I feel my skin thickening like there are small, hot lumps growing inside and I snap.
“That’s your reason? You think that’s an excuse to do this to me? Are you kidding me? I can’t believe this guy!”
I feel like my head is spinning, why did he choose me to end his miserable life? I am seriously getting angry now; I get up and begin to pace the room.
Bheki doesn’t move; he simply looks at me and says, “It's not an excuse; I’m not trying to excuse what’s happening to you. This wasn’t my idea either; it was imposed on me as much as it was on you.”
“You’re an old man, you can make your own decisions,” I reply.
“Don’t act like you don’t know how things work in this village. The chief summoned my family and they matched us. Those two guys were sent by the chief not me. We both just have to work on making this work”

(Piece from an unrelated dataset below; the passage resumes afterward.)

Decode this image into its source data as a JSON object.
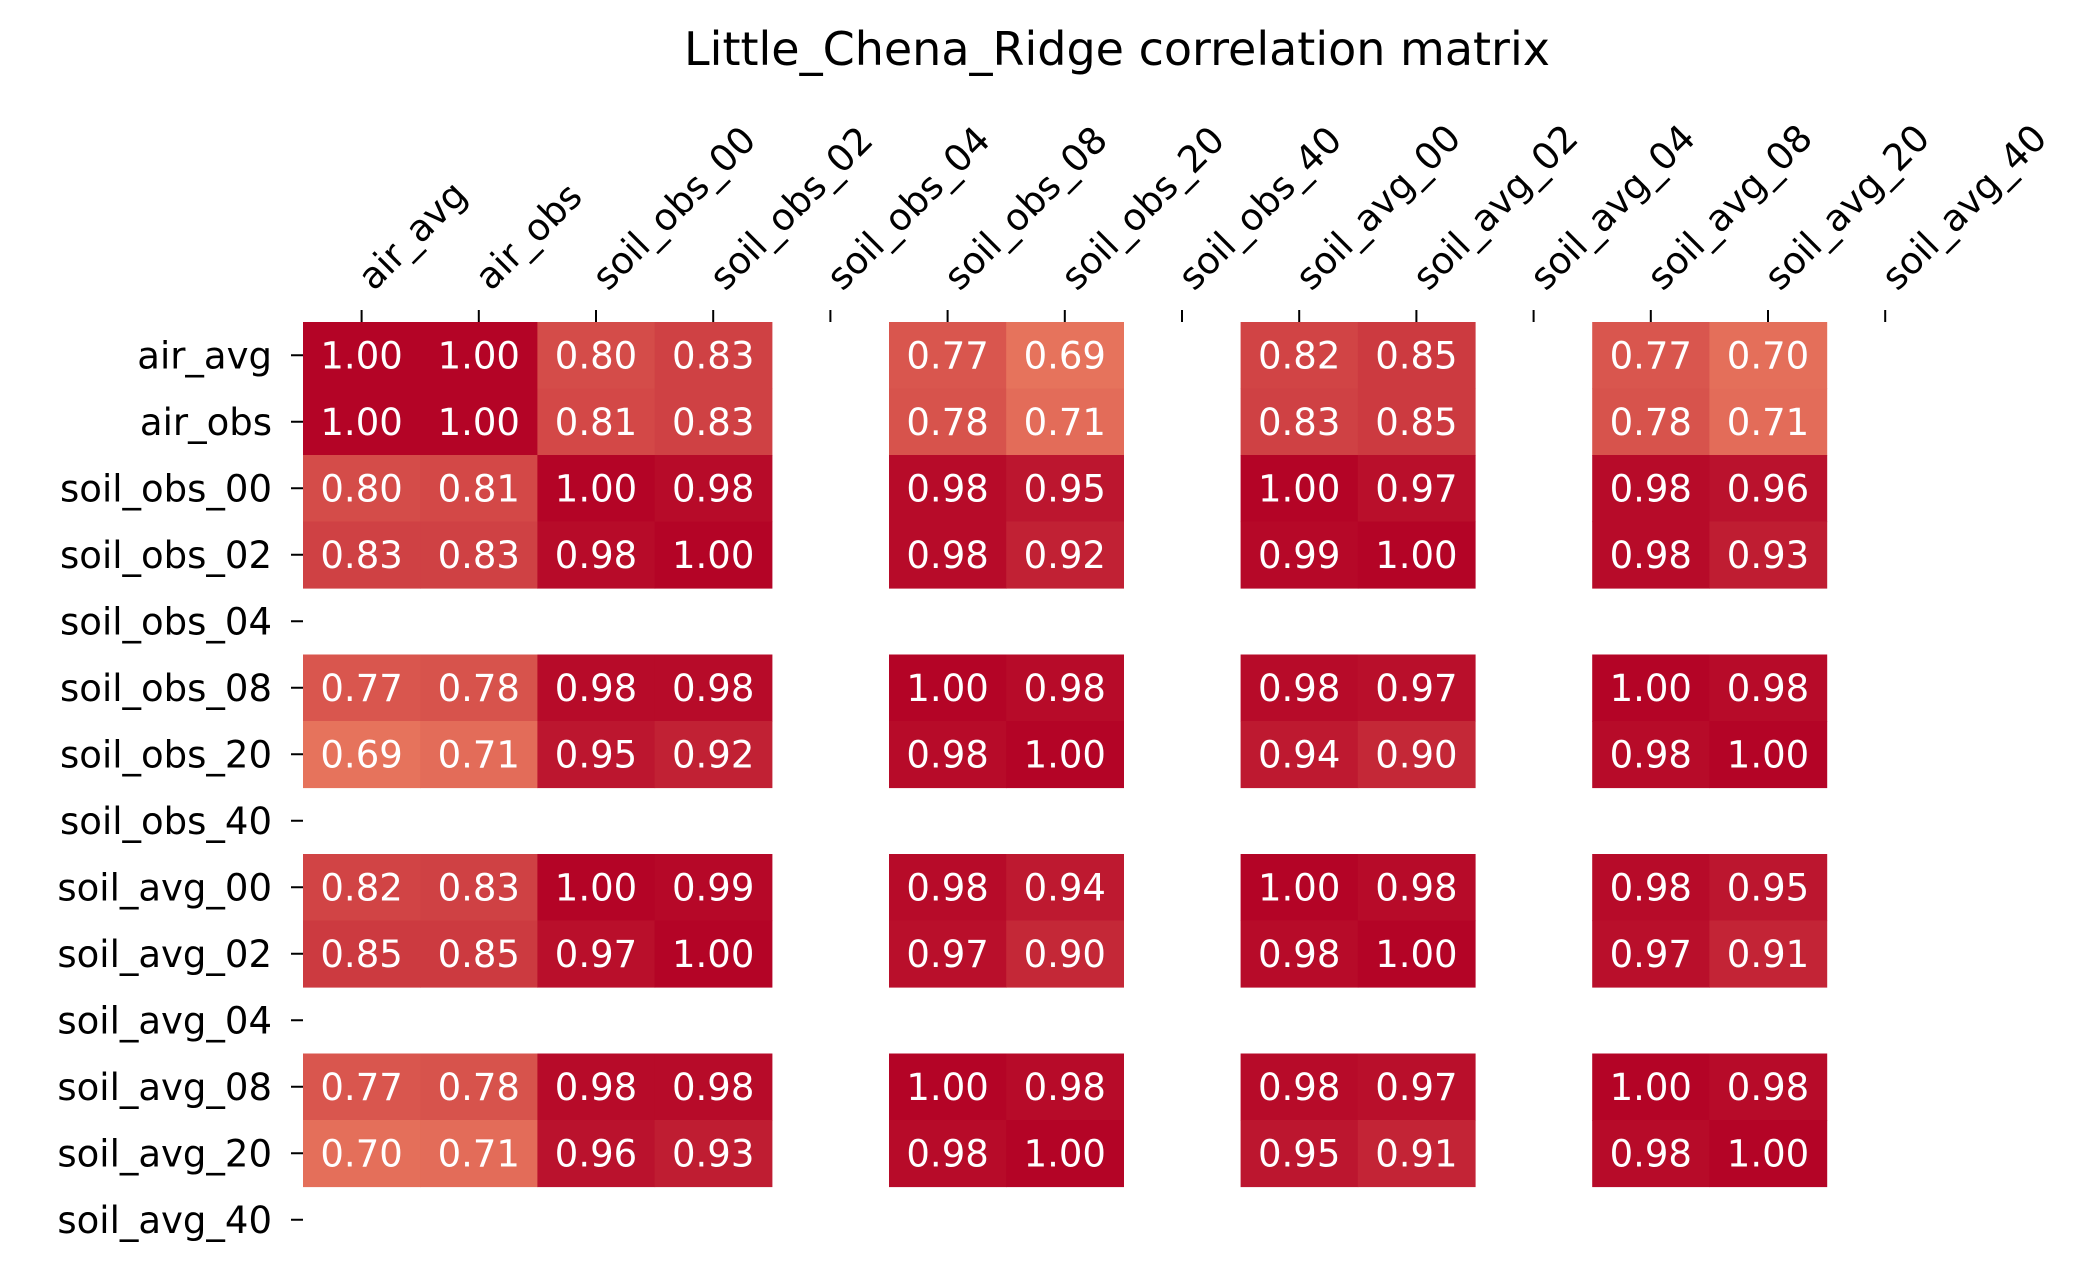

I sit on the bed next to him as I shake my head in disbelief. He thinks I’m stupid I can tell. I grab my hair, something I do when I try to control my anger, and say; “So what is this? A heart-to-heart session?”
“You have every right to be angry.”
I exclaim; “I have rights now?! You’re telling me about rights?! How about all those times you insulted me? My rights huh?”
“They told me there is a thin line between love and hate…”
“Now that’s a quote!” I resume pacing. Bheki has been calm throughout the conversation which makes me believe he might be telling the truth. But what if he is tricking me into liking him?
“They said the angrier you are at me, the smaller the gap between love and hate,” he continues.
He drops his head, avoiding eye contact with me at all costs. “I had no choice but to play along, being single at this age is a disgrace and there were rumors about me being gay. I don’t mind that, but it's bringing shame to my family. Maybe I’m a coward for allowing this to happen; I’m sorry for not being man enough to protect you.” He looks down and covers his face.
I stand right in front of him with my hands crossed over my chest.